Saturday 4 October 2008

"The Art of Travel"

Alain de Boton in his “The Art of Travel”, which is about artists and travel, not travel as as an art, draws attention to such writers as Baudelaire, whom T. S. Eliot said was “the first 19c traveller to give expression to the beauty of modern travelling places and machines, a kind of romantic nostalgia”. He admired not only the places of departure and arrival, but also the machines used. Ships, in particular, “have a profound and mysterious charm that arises from just looking at them”. John Betjeman, also, is able to evoke nostalgia in a certain style of travel. Baudelaire spent a lot of time at railway stations and ports. He had a major influence on the American artist, Edward Hopper, who was in Paris as a student in the early 19c. It is not just the scenes, but moreover the atmosphere of loneliness, isolation and poignancy, that arise from his paintings. Hopper also had an interest in trains and their associates. A half-empty carriage, dreaminess fostered by landscape, the rhythm of movement of the train and the sounds from the rail lines outside. In these environs one can be at one with thoughts and memories, in a timeless capsule.
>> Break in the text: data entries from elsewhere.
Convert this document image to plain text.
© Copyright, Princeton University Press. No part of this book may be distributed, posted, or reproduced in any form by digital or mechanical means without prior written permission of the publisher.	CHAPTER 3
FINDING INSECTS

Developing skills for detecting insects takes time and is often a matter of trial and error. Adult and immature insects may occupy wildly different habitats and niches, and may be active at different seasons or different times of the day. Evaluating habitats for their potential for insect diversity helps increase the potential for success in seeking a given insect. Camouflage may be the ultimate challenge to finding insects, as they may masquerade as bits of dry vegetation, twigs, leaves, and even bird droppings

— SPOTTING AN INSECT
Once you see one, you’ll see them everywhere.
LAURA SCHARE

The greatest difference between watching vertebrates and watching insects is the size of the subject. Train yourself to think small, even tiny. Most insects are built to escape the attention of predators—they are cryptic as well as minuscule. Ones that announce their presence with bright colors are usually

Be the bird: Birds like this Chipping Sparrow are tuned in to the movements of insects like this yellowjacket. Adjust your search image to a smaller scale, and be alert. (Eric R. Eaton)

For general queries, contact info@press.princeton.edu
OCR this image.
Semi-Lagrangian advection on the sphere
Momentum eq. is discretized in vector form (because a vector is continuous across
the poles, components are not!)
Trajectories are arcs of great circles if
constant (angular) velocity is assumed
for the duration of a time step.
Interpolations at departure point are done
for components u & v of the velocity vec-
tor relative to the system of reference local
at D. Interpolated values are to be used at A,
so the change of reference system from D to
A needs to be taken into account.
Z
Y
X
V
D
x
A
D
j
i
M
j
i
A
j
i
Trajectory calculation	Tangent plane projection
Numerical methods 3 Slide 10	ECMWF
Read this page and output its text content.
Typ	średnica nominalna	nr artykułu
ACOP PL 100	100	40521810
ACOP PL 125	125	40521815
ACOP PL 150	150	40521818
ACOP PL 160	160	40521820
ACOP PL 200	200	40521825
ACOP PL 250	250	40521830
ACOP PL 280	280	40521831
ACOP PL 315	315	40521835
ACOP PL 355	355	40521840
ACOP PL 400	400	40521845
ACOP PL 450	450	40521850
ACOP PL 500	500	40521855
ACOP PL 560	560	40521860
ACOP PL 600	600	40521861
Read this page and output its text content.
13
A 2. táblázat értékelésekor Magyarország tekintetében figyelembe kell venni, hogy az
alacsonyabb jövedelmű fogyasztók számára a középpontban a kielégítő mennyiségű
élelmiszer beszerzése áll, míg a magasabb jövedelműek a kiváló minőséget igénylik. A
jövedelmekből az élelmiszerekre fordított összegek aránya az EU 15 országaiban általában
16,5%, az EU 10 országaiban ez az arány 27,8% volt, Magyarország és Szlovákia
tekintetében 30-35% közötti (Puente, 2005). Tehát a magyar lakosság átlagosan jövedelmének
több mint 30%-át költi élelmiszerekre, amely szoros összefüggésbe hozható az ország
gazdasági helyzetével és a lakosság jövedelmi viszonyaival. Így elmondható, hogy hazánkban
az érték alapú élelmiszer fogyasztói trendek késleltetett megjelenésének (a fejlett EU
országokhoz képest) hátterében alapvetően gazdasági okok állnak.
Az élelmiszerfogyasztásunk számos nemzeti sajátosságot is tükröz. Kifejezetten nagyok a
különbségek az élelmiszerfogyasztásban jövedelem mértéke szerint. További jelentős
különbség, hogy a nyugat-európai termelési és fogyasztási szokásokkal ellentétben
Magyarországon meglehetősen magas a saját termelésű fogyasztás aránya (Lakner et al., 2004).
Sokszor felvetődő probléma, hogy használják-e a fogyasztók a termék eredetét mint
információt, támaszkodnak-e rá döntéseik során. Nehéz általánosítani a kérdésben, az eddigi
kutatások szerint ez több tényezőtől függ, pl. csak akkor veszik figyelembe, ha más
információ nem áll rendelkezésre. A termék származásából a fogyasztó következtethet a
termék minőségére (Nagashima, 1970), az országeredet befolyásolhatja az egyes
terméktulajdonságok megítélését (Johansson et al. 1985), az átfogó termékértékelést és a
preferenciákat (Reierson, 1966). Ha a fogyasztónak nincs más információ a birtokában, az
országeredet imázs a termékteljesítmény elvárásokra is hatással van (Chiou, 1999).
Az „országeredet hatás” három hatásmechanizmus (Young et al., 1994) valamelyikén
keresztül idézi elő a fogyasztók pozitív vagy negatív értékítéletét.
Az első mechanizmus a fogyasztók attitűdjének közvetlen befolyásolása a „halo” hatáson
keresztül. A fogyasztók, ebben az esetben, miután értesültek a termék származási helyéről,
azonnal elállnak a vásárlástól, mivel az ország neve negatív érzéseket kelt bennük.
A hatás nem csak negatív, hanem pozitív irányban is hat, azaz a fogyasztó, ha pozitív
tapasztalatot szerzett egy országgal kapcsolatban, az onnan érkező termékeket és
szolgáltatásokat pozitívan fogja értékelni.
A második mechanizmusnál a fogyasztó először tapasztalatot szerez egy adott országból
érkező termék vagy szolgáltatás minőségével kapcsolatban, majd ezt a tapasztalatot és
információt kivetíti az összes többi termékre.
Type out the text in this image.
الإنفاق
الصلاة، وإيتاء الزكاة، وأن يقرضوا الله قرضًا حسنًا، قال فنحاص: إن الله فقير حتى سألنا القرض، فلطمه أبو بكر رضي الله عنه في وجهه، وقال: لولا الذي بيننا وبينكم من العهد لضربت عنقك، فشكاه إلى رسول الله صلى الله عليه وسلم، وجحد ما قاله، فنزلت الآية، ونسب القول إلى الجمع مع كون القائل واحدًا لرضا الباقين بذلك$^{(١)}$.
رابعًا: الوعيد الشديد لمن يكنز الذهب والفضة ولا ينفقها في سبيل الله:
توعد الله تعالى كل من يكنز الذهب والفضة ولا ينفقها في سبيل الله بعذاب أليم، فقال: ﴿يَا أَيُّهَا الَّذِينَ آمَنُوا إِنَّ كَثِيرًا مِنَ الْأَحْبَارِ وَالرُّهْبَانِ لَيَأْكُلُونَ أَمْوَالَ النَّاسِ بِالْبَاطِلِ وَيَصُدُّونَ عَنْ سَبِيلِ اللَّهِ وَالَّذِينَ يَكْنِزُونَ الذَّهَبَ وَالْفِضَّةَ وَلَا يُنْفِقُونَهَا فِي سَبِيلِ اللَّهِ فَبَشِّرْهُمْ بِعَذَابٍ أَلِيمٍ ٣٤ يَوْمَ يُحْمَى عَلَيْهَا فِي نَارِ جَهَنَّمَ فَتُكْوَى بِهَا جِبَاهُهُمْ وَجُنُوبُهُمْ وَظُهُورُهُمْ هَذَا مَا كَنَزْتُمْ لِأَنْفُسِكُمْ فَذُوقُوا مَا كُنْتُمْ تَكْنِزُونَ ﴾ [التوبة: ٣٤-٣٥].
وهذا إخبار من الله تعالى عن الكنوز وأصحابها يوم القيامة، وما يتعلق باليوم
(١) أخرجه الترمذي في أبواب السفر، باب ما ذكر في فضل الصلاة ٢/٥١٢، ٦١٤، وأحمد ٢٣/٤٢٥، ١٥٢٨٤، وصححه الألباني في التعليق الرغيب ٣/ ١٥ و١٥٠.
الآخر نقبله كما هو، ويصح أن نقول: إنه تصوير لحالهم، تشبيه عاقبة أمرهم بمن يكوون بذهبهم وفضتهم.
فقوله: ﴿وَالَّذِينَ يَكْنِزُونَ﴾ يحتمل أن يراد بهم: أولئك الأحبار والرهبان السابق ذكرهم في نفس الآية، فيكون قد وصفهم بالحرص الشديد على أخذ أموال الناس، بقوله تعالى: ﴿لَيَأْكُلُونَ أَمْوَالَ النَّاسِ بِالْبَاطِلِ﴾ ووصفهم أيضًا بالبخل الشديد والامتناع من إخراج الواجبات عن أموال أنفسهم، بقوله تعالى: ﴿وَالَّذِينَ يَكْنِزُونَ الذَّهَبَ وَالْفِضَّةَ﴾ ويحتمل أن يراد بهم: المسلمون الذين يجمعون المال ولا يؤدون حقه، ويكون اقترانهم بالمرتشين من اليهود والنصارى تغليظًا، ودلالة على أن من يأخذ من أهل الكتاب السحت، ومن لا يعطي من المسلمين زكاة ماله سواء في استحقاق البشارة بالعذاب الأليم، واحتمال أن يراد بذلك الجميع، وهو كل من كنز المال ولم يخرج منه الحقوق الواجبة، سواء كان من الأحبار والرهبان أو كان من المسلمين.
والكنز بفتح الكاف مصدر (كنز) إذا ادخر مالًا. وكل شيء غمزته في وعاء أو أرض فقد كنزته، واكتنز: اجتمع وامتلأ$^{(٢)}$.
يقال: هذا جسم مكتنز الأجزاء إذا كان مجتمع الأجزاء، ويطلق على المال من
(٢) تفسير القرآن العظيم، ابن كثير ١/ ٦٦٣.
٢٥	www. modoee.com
The train, of all types of transport, may be the best aid to thought, with glimpses, though brief, but long enough to identify objects, or private domains. You can follow an object, through the window, or a scene, in a panning of perception, till the next one appears in one’s view, the previous one now out of sight and mind. This is more real than celebrity. One can become aware of the present through other peoples’ lives. This is a fly on the wall existence. The unfamiliar is the most eye-catching.

This is a process of travelling without reference to a destination, which connects us to our senses and experiences. Symbols of the abroad, chaos, richness, or even such a thing as a shitting donkey in a shop, which so fascinated Flaubert on a visit to Egypt and where a young boy cried out a greeting to him, “I wish you all kinds of prosperity, especially a long dick”.